I HAD a pleasant interview with Mr. Tadd on Monday, when he showed me some very fine work in wood-carving by some of his pupils, and the short periods which he informed me many of them had been studying, seemed to me simply marvelous. Mr. Tadd is a thoroughly experienced teacher, whose work in Philadelphia, in forming the Ladies' Art Club, devoted to manual art work, is well known. This summer Mr. Tadd has been very successful in forming similar classes among the factory hands of Stockbridge and Lenox, Mass., where he had 150 pupils. Mr. Tadd believes in training the hand as well as the eye in art.

"WHEN," he said, "we look around us and see hundreds and hundreds of men and women who have given five years, seven years or ten years of their life to the study of art, who have drawn or painted from the antique or life studiously and earnestly in some of our best schools or under first-class artists, and yet, because they lack the divine spark, the genius to make a really good picture, because nature has denied them power to portray a correct likeness, the mind to conceive an interesting genre, the color faculty to paint a true landscape, all their study goes for nothing, they are not able to support themselves in their work for they can't sell it; they feel their life is a failure. While every one of these unsuccessful painters could have become proficient artisans, had they but taken the pains to procure the manual training. When we see this every day, it seems to me very foolish for the art students not to avail themselves of the advantage of a manual training. None of my pupils ever regret having learned designing, modeling, wood-carving or metal work, for they find it doesn't interfere at all with their drawing or painting and very often gives them in a short while a means of support, which their painting would not bring them in three

times that period." Indeed, before I left Mr. Tadd convinced me that he was doing valuable service to art and industry, and fully deserved the encouragement of the public. As well as the classes for men and women, a children's afternoon class is held, where modeling, woodcarving and design are taught. A class in china painting will also more than likely be formed this winter. Miss Anna B. Danforth is Secretary and Mrs. William T. Blodgett President, of the society.

MR. CARL HIRSHBERG is, I know from experience, an excellent teacher. He was for some time connected with this league, and while I don't think officially an instructor, he was always willing to assist any of the students in their work, especially in sketch class, where there was no regular teacher. His wife, Alice Hirshberg, is also an artist of no mean abilities. She is particularly happy in the use of

water colors.

BESIDES these schools there are a large number of our best artists who have classes to which they give daily attention. (The method in the schools being for the instructors to visit their pupils twice or thrice a week only.)

Messrs. George H. Smillie, Frank Fowler, W. M. Chase, P. Y. Turner, Walter Satterlee, and many others, have large numbers of pupils.

THE autumnal exhibition at the Academy will open about November 20.

THE regular fall exhibition of works in oil by American artists will be held at the American Art Galleries, November 22, closing January 3, 1887. Works will be collected from the artists on November 15 and 16.

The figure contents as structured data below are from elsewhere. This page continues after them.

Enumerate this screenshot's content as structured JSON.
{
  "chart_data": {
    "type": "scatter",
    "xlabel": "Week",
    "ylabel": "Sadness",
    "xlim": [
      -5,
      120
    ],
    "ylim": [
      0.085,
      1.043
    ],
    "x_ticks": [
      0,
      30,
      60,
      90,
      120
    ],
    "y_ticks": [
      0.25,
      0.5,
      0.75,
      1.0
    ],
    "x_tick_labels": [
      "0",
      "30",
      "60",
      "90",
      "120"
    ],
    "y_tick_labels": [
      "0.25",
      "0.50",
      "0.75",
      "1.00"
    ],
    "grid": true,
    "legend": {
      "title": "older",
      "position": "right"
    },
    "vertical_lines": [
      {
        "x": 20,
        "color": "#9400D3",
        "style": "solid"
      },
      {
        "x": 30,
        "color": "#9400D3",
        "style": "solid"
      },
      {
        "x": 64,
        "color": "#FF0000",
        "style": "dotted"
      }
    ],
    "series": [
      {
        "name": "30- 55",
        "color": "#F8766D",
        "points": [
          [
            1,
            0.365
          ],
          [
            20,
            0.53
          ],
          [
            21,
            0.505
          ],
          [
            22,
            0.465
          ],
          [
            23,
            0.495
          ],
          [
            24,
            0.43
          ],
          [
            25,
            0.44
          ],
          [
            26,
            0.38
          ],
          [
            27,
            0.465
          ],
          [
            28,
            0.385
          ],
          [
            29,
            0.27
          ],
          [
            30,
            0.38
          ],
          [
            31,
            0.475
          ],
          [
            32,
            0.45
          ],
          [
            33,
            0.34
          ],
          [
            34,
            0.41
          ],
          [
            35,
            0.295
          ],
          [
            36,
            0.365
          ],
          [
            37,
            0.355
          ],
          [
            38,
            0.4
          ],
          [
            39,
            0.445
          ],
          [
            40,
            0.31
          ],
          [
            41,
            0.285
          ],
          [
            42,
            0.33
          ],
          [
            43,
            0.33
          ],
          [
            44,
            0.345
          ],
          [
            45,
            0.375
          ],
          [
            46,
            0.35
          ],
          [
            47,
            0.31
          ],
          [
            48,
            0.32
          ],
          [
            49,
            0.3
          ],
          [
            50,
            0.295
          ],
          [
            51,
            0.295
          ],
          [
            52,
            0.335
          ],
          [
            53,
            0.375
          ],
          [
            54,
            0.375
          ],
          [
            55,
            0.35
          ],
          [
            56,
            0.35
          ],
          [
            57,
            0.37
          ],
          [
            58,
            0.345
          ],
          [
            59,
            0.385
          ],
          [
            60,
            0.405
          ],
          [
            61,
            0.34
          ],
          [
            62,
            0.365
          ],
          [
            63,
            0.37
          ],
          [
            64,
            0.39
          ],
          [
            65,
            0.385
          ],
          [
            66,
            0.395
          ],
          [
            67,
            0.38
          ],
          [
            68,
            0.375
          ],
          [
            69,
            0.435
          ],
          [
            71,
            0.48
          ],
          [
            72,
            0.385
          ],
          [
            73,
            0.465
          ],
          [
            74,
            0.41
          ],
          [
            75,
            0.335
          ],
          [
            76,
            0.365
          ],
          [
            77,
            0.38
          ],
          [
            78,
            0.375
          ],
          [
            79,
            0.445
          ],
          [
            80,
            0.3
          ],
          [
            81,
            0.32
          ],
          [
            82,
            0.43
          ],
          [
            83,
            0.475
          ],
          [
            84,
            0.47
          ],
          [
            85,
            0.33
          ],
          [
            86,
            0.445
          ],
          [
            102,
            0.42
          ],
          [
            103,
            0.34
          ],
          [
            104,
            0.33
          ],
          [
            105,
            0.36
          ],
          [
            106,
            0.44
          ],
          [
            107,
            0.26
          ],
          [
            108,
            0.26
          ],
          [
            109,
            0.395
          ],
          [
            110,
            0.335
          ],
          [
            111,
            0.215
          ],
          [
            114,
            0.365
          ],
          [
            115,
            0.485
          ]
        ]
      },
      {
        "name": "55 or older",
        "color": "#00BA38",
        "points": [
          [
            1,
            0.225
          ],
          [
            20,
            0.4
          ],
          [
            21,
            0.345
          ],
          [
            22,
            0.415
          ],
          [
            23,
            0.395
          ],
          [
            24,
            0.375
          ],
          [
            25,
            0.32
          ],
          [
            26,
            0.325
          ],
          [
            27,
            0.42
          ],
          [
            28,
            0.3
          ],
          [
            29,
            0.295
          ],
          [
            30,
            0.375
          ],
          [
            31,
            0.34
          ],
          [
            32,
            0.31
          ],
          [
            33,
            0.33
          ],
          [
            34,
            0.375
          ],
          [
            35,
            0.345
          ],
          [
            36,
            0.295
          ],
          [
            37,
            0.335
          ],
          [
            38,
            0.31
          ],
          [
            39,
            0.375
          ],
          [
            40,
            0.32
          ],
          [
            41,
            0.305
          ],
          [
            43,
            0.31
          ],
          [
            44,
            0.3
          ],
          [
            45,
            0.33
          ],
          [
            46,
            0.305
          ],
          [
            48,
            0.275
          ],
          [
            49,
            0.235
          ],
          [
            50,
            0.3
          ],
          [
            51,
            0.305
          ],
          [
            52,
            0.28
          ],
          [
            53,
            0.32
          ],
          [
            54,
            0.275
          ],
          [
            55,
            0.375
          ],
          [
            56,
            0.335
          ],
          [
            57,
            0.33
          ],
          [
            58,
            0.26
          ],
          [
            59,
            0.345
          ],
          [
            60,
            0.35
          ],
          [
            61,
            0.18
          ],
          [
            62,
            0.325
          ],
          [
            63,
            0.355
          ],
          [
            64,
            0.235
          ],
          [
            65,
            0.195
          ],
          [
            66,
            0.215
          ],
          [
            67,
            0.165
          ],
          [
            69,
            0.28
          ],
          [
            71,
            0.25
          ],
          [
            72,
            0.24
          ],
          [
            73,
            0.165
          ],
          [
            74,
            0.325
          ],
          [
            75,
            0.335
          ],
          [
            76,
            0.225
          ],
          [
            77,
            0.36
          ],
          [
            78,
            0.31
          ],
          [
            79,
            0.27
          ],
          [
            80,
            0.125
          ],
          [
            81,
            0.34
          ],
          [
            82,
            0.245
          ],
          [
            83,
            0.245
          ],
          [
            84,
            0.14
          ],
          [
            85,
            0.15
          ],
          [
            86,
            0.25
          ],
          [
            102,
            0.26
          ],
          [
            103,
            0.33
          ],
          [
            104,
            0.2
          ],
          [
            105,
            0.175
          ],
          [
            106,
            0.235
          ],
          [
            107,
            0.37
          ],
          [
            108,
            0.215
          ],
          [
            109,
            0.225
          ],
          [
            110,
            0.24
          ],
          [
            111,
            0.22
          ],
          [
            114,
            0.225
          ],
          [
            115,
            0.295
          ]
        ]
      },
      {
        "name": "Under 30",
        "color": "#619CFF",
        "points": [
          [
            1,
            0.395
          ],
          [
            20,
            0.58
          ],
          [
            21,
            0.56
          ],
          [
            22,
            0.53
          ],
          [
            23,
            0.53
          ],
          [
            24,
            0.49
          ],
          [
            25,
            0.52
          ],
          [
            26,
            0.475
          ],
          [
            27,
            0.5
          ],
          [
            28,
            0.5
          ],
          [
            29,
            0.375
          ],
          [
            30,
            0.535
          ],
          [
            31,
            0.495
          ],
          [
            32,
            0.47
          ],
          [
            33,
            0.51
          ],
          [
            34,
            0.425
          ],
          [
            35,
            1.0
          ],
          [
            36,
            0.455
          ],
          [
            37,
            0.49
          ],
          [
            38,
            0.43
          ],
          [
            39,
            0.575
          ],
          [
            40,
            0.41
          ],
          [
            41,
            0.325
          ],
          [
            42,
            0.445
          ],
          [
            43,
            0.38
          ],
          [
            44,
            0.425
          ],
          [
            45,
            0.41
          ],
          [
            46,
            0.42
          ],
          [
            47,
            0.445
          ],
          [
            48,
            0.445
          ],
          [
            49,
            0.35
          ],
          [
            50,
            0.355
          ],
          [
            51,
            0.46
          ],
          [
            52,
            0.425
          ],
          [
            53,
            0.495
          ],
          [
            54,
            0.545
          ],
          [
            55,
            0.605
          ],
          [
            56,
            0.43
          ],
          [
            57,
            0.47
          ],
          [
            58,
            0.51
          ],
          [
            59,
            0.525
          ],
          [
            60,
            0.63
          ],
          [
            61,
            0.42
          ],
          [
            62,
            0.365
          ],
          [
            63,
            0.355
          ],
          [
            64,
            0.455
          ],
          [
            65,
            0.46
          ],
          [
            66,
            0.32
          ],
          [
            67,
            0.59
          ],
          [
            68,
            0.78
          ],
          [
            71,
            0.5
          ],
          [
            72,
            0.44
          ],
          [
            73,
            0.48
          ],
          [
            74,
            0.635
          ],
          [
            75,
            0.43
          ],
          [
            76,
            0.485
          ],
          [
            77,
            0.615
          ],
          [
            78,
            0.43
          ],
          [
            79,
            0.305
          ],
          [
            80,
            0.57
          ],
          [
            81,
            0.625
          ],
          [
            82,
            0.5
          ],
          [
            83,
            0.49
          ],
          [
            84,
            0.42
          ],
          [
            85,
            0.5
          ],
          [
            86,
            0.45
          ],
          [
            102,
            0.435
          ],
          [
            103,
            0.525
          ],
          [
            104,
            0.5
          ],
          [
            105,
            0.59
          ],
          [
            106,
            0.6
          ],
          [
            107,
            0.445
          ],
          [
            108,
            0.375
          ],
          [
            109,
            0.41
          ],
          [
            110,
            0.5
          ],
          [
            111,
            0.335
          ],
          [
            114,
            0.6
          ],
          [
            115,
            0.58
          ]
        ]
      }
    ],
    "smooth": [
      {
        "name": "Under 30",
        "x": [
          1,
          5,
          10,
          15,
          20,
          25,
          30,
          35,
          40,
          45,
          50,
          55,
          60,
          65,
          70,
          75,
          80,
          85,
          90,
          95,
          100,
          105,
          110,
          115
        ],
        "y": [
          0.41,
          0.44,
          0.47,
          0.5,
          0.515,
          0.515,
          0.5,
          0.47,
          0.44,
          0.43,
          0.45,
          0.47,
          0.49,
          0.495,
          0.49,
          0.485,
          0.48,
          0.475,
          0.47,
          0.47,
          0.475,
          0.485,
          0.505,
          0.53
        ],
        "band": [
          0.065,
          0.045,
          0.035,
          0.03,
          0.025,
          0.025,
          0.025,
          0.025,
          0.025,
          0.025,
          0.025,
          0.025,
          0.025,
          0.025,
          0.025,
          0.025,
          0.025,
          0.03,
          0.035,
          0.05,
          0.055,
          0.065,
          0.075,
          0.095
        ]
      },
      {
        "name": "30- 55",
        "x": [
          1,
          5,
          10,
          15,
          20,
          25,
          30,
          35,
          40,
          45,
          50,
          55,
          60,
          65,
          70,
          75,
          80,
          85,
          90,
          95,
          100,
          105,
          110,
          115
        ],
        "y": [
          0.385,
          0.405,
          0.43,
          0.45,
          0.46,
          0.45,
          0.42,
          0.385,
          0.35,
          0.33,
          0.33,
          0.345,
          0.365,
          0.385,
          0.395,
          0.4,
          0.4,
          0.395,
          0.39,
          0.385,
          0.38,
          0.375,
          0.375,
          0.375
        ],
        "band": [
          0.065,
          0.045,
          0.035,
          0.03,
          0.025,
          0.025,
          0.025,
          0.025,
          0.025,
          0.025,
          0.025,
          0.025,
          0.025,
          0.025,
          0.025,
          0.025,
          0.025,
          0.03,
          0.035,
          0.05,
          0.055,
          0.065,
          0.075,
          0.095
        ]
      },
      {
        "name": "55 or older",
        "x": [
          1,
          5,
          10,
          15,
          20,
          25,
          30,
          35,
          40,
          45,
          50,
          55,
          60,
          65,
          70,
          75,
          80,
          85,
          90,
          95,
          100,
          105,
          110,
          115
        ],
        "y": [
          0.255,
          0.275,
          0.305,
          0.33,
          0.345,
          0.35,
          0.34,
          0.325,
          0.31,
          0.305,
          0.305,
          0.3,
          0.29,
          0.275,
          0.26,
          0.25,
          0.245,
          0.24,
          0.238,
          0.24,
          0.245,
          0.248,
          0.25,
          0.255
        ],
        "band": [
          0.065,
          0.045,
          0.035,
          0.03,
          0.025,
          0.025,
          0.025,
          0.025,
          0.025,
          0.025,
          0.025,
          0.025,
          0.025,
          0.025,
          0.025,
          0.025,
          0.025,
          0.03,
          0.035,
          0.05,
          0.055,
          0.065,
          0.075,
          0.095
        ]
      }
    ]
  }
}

There is the possibility of some special exhibition being held in these galleries during the intervening time.

THE present thirteenth semi-annual exhibition of the Metropolitan Museum of Art will close on the 20th inst. A new loan collection will be opened to the public on the 9th of November. Owners of valuable modern paintings, wishing to exhibit at the Museum, are requested to address the chairman of the committee in charge, Mr. S. P. Avery, No. 86 Fifth avenue. Loans accepted will, as usual, continue on exhibition for a period of six months.

APROPOS of the above two notes, why shouldn't one of these institutions take the pains to collect some of the works of the late Asher B. Durand who died this summer at Orange, New Jersey?